I recently had a similar question, and I'm not sure "memory" sessions are 
possible.  Unless someone corrects me, I do not believe web.py Sessions 
have a "memory" option, like Apache or IIS.  You have to tell the Session 
storage object to either use disk or db, where the storage pickle evidently 
gets written.

But, I'm testing a workaround, that's not specifically a web.py thing, just 
python.

In my main startup routine, I import a global.py file, which simply has a 
couple of vars defined.  Then, *before* app.run(), I'm setting those 
values.  (things like a debug level, etc).  Thanks to the magic of python 
imports, any other code file that imports that module can access those 
variables.

Requests to web.py are ephemeral, but the main process runs until you kill 
it.  So, essentially I'm sticking stuff in the main process, and accessing 
it from the request threads.

Unless I'm completely retarded, it seems to be working.

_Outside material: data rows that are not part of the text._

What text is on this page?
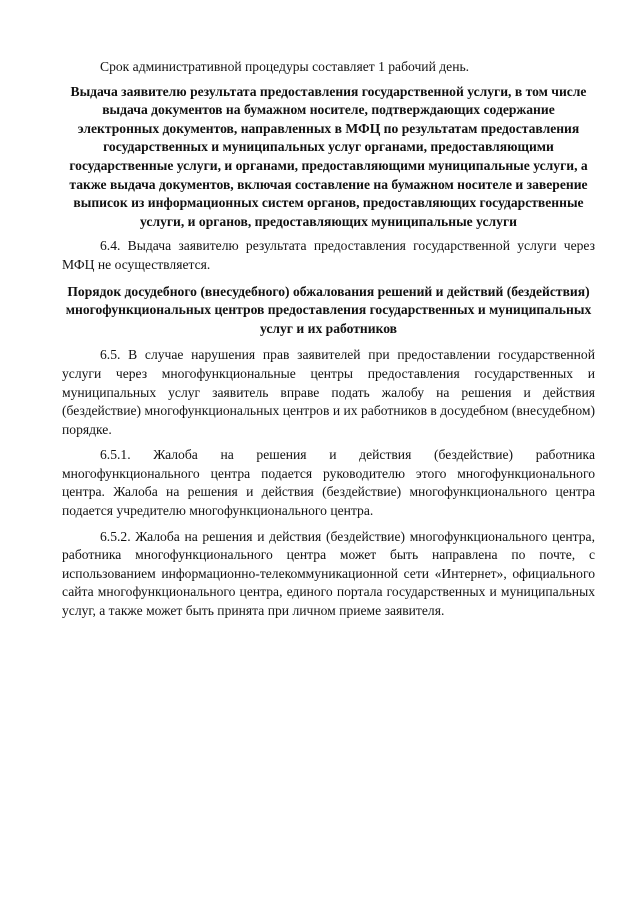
Срок административной процедуры составляет 1 рабочий день.

Выдача заявителю результата предоставления государственной услуги, в том числе выдача документов на бумажном носителе, подтверждающих содержание электронных документов, направленных в МФЦ по результатам предоставления государственных и муниципальных услуг органами, предоставляющими государственные услуги, и органами, предоставляющими муниципальные услуги, а также выдача документов, включая составление на бумажном носителе и заверение выписок из информационных систем органов, предоставляющих государственные услуги, и органов, предоставляющих муниципальные услуги

6.4. Выдача заявителю результата предоставления государственной услуги через МФЦ не осуществляется.

Порядок досудебного (внесудебного) обжалования решений и действий (бездействия) многофункциональных центров предоставления государственных и муниципальных услуг и их работников

6.5. В случае нарушения прав заявителей при предоставлении государственной услуги через многофункциональные центры предоставления государственных и муниципальных услуг заявитель вправе подать жалобу на решения и действия (бездействие) многофункциональных центров и их работников в досудебном (внесудебном) порядке.

6.5.1. Жалоба на решения и действия (бездействие) работника многофункционального центра подается руководителю этого многофункционального центра. Жалоба на решения и действия (бездействие) многофункционального центра подается учредителю многофункционального центра.

6.5.2. Жалоба на решения и действия (бездействие) многофункционального центра, работника многофункционального центра может быть направлена по почте, с использованием информационно-телекоммуникационной сети «Интернет», официального сайта многофункционального центра, единого портала государственных и муниципальных услуг, а также может быть принята при личном приеме заявителя.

On Thursday, April 19, 2012 3:21:46 AM UTC-4, Beau wrote:
>
>
> I'm surprised no one has attempted to do anything similar ever 
> Surely you'd want to be caching non permanent data in a session 
> somehow. Isn't that half the point of sessions? 
> On Apr 2, 2:02 pm, Beau <beautr...@gmail.com> wrote: 
> > Howdy. 
> > 
> > Been playing around with web.py and mimerender to create a simple site 
> > that translates other connections into RESTful urls (with json/html/ 
> > xml responses). 
> > 
> > Some of this URLs currently open a TCP connection, and close it upon 
> > completion. This works fine, however it's probably not the best going 
> > forward. What I would like to do is cache the connection object for a 
> > 'session'. So if the user continually polls my service for data, it's 
> > not creating a new connection, getting the data and then closing it. 
> > I'd rather it lookup the connection and use an existing one. 
> > 
> > I've thought about using sessions, then using a dictionary for the 
> > sessionid to contain the object info etc. This could work, but I would 
> > like to close the connection if the session expires. 
> > 
> > Is there a method/interface that gets called when a session expires?. 
> > So I don't leave open TCP connections around the place. 
> > 
> > Is it possible to store the session info in memory only?. The session 
> > information does not need to be persistent, or even last longer than 
> > one minute (perfectly acceptable to open a new connection if the 
> > requests are one minute apart, but some may be 100ms apart). So 
> > writing to the disk seems odd :S.